No i think this is wrong. If negative edges exist in the graph, the dijkstra's algorithm doesn't work. This is because dijkstra's algorithm is based on a greedy assumption that does not hold true when negative edges exist.
Also, dijkstra never goes into an infinite loop in any circumstance, even when there are negative cycles. Dijkstra always runs in O((n+m)logn) time. This is because dijkstra will never visit vertices which have already been visited.
I think you need to get your facts right. You can refer to this article from GFG. Dijkstra may work in some cases where there is a negative edge but not in all of them.
Eg : Consider a loop like this in a graph with three nodes A, B and C : A->B->C->A.
Assume :
A -> B has weight -1.
B -> C has weight 5.
C -> A has weight 4.
Here Dijkstra will work perfectly fine as the cycle has a positive cumulative weight.
For the second part (about the infinite loop) you can refer this.
Hope this helps.
An algorithm is only considered correct if it works in every testcase.
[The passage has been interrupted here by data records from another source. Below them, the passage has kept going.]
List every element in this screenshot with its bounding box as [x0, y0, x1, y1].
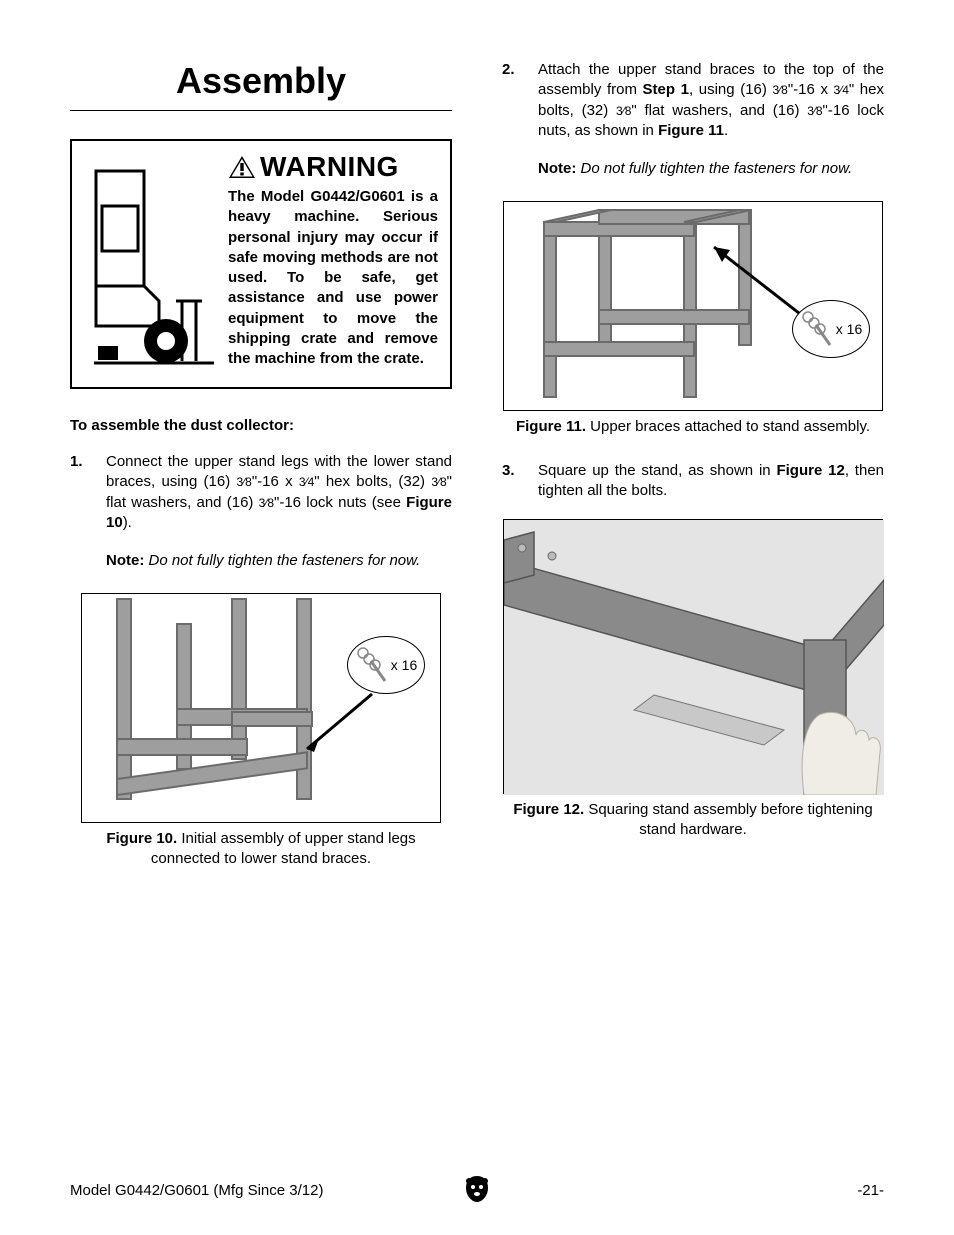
figure-12: Figure 12. Squaring stand assembly befor… [502, 519, 884, 839]
step-3: 3. Square up the stand, as shown in Figu… [502, 461, 884, 502]
figure-12-caption: Figure 12. Squaring stand assembly befor… [502, 800, 884, 839]
step-body: Attach the upper stand braces to the top… [538, 60, 884, 141]
warning-body: The Model G0442/G0601 is a heavy machine… [228, 187, 438, 369]
footer-model: Model G0442/G0601 (Mfg Since 3/12) [70, 1182, 323, 1199]
bolt-callout-10: x 16 [347, 636, 425, 694]
step-2: 2. Attach the upper stand braces to the … [502, 60, 884, 141]
page-footer: Model G0442/G0601 (Mfg Since 3/12) -21- [70, 1182, 884, 1199]
figure-12-image [503, 519, 883, 794]
figure-11-image: x 16 [503, 201, 883, 411]
figure-11-caption: Figure 11. Upper braces attached to stan… [502, 417, 884, 437]
bolt-callout-11: x 16 [792, 300, 870, 358]
forklift-icon [84, 151, 214, 375]
note-1: Note: Do not fully tighten the fasteners… [106, 551, 452, 571]
figure-10: x 16 Figure 10. Initial assembly of uppe… [70, 593, 452, 868]
title-rule [70, 110, 452, 111]
warning-box: WARNING The Model G0442/G0601 is a heavy… [70, 139, 452, 389]
page-title: Assembly [70, 60, 452, 102]
warning-label: WARNING [260, 151, 399, 183]
warning-header: WARNING [228, 151, 438, 183]
figure-10-caption: Figure 10. Initial assembly of upper sta… [70, 829, 452, 868]
footer-page-number: -21- [857, 1182, 884, 1199]
step-body: Connect the upper stand legs with the lo… [106, 452, 452, 533]
figure-10-image: x 16 [81, 593, 441, 823]
footer-logo-icon [463, 1174, 491, 1208]
step-number: 1. [70, 452, 88, 533]
warning-triangle-icon [228, 155, 256, 179]
figure-11: x 16 Figure 11. Upper braces attached to… [502, 201, 884, 437]
step-number: 3. [502, 461, 520, 502]
step-1: 1. Connect the upper stand legs with the… [70, 452, 452, 533]
step-body: Square up the stand, as shown in Figure … [538, 461, 884, 502]
instruction-lead: To assemble the dust collector: [70, 417, 452, 434]
note-2: Note: Do not fully tighten the fasteners… [538, 159, 884, 179]
step-number: 2. [502, 60, 520, 141]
Therefore, i am still correct in saying that dijkstras algorithm doesnt work when u have a negative edge.
as for the negative cycle, it depends on your implementation of dijkstras. When i implement it, i make sure that i never visit the same vertex twice so i will never enter an infinite loop.
However, the conclusion still remains that when negative edges exist, dijkstras algorithm is incorrect.
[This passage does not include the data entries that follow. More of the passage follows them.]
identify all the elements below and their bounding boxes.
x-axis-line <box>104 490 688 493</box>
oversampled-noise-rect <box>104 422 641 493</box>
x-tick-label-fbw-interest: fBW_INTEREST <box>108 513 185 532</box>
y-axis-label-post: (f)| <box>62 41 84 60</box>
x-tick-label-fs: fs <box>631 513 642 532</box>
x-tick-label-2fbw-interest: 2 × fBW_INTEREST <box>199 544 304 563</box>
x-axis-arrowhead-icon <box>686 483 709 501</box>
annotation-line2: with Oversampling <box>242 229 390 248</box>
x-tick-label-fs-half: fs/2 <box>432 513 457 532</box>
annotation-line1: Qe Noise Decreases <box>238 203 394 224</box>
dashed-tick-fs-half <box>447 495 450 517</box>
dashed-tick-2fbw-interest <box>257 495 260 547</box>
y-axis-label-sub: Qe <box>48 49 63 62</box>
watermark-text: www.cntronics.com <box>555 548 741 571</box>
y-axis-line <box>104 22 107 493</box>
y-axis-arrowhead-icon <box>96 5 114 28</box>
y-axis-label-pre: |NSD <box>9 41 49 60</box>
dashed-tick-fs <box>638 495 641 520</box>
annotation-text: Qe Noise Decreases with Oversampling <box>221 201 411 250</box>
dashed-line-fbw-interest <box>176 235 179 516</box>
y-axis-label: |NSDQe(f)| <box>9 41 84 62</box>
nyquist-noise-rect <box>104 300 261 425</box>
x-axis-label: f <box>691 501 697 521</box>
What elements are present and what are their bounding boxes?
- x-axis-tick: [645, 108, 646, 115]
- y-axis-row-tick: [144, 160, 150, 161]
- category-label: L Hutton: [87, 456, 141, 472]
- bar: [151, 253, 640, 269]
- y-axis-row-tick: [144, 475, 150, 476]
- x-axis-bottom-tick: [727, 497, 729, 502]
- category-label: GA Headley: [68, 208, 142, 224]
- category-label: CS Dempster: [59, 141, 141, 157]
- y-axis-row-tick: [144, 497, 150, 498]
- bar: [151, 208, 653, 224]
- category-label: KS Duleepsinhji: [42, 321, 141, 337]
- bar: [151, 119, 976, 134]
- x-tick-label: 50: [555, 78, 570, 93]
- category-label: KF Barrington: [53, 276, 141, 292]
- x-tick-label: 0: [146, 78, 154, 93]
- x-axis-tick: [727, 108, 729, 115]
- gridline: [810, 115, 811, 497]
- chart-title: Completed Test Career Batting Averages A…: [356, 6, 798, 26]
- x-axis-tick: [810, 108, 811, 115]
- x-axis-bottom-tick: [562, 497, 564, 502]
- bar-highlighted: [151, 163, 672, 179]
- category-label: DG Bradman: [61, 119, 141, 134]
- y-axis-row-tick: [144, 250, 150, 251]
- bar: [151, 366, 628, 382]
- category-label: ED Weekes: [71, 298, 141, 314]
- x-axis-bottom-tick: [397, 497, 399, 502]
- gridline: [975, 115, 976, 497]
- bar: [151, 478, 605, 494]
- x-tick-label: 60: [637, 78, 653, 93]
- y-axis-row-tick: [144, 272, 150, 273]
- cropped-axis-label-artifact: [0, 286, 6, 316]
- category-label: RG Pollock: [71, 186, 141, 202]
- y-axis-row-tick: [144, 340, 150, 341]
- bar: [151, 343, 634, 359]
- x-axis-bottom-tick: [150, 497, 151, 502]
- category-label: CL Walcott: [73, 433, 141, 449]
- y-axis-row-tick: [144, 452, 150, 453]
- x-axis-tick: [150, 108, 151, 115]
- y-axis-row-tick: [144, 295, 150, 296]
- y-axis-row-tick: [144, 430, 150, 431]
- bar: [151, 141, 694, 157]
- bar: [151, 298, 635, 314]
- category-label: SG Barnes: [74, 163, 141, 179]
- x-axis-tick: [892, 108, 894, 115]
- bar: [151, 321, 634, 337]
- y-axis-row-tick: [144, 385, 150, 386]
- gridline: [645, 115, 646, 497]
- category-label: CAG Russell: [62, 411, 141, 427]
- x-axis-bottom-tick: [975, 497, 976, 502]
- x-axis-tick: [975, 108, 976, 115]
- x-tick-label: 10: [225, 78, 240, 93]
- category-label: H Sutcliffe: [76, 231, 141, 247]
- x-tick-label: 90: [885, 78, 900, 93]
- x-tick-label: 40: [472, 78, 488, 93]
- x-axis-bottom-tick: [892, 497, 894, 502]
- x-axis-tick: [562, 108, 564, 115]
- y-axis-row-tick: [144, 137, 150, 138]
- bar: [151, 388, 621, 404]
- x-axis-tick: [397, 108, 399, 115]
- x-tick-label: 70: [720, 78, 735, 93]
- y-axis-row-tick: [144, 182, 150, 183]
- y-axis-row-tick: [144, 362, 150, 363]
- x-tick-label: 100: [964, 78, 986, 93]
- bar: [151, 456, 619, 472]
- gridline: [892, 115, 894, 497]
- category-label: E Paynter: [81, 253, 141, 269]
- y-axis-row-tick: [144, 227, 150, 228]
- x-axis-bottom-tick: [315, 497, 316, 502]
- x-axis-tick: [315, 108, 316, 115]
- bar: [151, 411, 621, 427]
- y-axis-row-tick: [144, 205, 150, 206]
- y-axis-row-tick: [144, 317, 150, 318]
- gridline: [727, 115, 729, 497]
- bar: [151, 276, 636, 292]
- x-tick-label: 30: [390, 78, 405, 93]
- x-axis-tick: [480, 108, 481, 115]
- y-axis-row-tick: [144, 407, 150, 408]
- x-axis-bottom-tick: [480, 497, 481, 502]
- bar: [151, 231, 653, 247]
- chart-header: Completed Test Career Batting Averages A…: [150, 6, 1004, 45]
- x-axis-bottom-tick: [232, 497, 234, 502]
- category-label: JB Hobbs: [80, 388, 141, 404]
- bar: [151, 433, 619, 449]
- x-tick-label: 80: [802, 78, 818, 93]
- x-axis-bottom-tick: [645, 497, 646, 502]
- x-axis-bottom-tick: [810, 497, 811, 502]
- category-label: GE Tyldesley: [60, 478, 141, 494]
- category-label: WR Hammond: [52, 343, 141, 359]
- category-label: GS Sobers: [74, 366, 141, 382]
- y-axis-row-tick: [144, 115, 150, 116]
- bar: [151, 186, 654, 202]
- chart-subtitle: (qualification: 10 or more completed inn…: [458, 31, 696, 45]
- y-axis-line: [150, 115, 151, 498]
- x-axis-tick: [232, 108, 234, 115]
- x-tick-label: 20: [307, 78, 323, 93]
Also, just to clarify, are you saying that if a graph has negative edges but only positive cycles then dijkstras algorithm will work? If so then that is incorrect as well. And if u want an example, it exists in the second link that u posted urself
I think you haven't read my reply correctly. I clearly mentioned Dijkstra may work in some cases where there is a negative edge but not in all of them. Try reading the reply again.
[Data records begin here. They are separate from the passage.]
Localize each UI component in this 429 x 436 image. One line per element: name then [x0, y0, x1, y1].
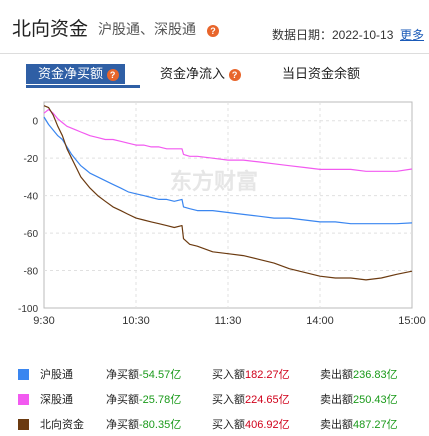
- legend-sell: 卖出额487.27亿: [320, 414, 398, 436]
- legend-sell: 卖出额250.43亿: [320, 389, 398, 411]
- y-axis-ticks: 0 -20 -40 -60 -80 -100: [18, 117, 38, 315]
- sell-value: 236.83亿: [353, 369, 398, 381]
- sell-value: 487.27亿: [353, 419, 398, 431]
- y-tick-label: -80: [24, 267, 39, 278]
- net-label: 净买额: [106, 394, 139, 406]
- tab-active-underline: [26, 85, 140, 88]
- buy-label: 买入额: [212, 394, 245, 406]
- buy-value: 182.27亿: [245, 369, 290, 381]
- x-tick-label: 15:00: [398, 315, 426, 327]
- buy-label: 买入额: [212, 369, 245, 381]
- sell-value: 250.43亿: [353, 394, 398, 406]
- series-line-sh: [43, 116, 413, 225]
- legend-name: 沪股通: [40, 369, 73, 381]
- more-link[interactable]: 更多: [400, 28, 425, 42]
- buy-label: 买入额: [212, 419, 245, 431]
- tab-daily-balance[interactable]: 当日资金余额: [282, 64, 360, 84]
- tab-daily-balance-label: 当日资金余额: [282, 66, 361, 81]
- help-icon[interactable]: ?: [207, 25, 219, 37]
- legend-net: 净买额-80.35亿: [106, 414, 181, 436]
- net-buy-chart[interactable]: 东方财富 0 -20 -40 -60 -80 -100 9:30 10:30 11:30 14:…: [0, 92, 429, 332]
- y-tick-label: -60: [24, 229, 39, 240]
- legend-swatch: [18, 394, 29, 405]
- net-label: 净买额: [106, 419, 139, 431]
- x-tick-label: 9:30: [33, 315, 54, 327]
- tab-net-buy-label: 资金净买额: [38, 66, 104, 81]
- net-label: 净买额: [106, 369, 139, 381]
- tab-bar: 资金净买额 ? 资金净流入 ? 当日资金余额: [0, 60, 429, 90]
- legend-sell: 卖出额236.83亿: [320, 364, 398, 386]
- sell-label: 卖出额: [320, 419, 353, 431]
- legend-swatch: [18, 369, 29, 380]
- x-tick-label: 14:00: [306, 315, 334, 327]
- y-tick-label: 0: [32, 117, 38, 128]
- chart-grid: [43, 101, 413, 309]
- legend-row-sz: 深股通 净买额-25.78亿 买入额224.65亿 卖出额250.43亿: [0, 389, 429, 411]
- legend-row-north: 北向资金 净买额-80.35亿 买入额406.92亿 卖出额487.27亿: [0, 414, 429, 436]
- legend-swatch: [18, 419, 29, 430]
- buy-value: 406.92亿: [245, 419, 290, 431]
- net-value: -54.57亿: [139, 369, 182, 381]
- legend-name: 深股通: [40, 394, 73, 406]
- y-tick-label: -40: [24, 192, 39, 203]
- net-value: -80.35亿: [139, 419, 182, 431]
- buy-value: 224.65亿: [245, 394, 290, 406]
- watermark: 东方财富: [170, 169, 258, 194]
- tab-net-inflow[interactable]: 资金净流入 ?: [160, 64, 241, 84]
- legend-net: 净买额-54.57亿: [106, 364, 181, 386]
- chart-series: [43, 105, 413, 281]
- legend-row-sh: 沪股通 净买额-54.57亿 买入额182.27亿 卖出额236.83亿: [0, 364, 429, 386]
- y-tick-label: -100: [18, 304, 38, 315]
- legend-buy: 买入额406.92亿: [212, 414, 290, 436]
- tab-net-buy[interactable]: 资金净买额 ?: [26, 64, 125, 84]
- legend-buy: 买入额224.65亿: [212, 389, 290, 411]
- page-title: 北向资金: [12, 19, 89, 40]
- help-icon[interactable]: ?: [228, 68, 241, 81]
- tab-net-inflow-label: 资金净流入: [160, 66, 226, 81]
- data-date: 数据日期：2022-10-13: [272, 28, 394, 42]
- series-line-north: [43, 105, 413, 281]
- help-icon[interactable]: ?: [106, 68, 119, 81]
- x-tick-label: 11:30: [215, 315, 242, 327]
- page-subtitle: 沪股通、深股通: [98, 21, 196, 37]
- series-line-sz: [43, 108, 413, 172]
- legend-name: 北向资金: [40, 419, 84, 431]
- legend-buy: 买入额182.27亿: [212, 364, 290, 386]
- sell-label: 卖出额: [320, 369, 353, 381]
- sell-label: 卖出额: [320, 394, 353, 406]
- net-value: -25.78亿: [139, 394, 182, 406]
- header-divider: [0, 53, 429, 54]
- x-tick-label: 10:30: [122, 315, 150, 327]
- legend-net: 净买额-25.78亿: [106, 389, 181, 411]
- header: 北向资金 沪股通、深股通 ? 数据日期：2022-10-13 更多: [0, 0, 429, 50]
- y-tick-label: -20: [24, 154, 39, 165]
- x-axis-ticks: 9:30 10:30 11:30 14:00 15:00: [33, 315, 425, 327]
I know what u said man. But what ur not understanding is that if it doesnt work in some cases then it doesnt work at all. I know that it may be hard for u to wrap ur head around that but thats how algorithms work. Unless it works in every testcase and every scenario, it may as well be useless.
Got your point bro. I just tried to explain the statement in the blog
When ur doing a contest, do u try to make an algorithm which always works or sometimes works? U will obviously try to make an algorithm which always works becos if it doesnt always work then ur code will produce a wrong answer in one of the testcases and u wont get any points. So if its not correct in every testcase, then it isnt correct at all. Thats all im saying
(https://cses.fi/problemset/task/1680) [In this problem, I converted all edge weights to -1 and performed a Dijkstra it gave correct ans , upon searching about it I came across this statement , that Dijkstra require monotonic edge weights (either all positive edges or all negative edges, also no cycle.] [Solution](https://pastebin.com/yn6A9RJ2)
Here Dijkstra worked because there were no directed cycles i.e. no negative cycles as I mentioned above.
So using -1 as edge weight will return maximum distance instead of minimum.
It's interesting because even though you are right that dijkstra will correctly calculate maximum distance instead of minimum, if im not wrong, then time complexity of dijkstra will no longer be O((n+m)logn). Instead, in specific testcases, i think it will go up to O(n*(n+m)logn). basically multiplying by an additional factor of n. Pls respond if you want explanation of why i think this is the case.
I think we should use simple BFS instead of Dijkstra because all edge weights are the same.
That will run in much lesser time complexity.
And I think you are right.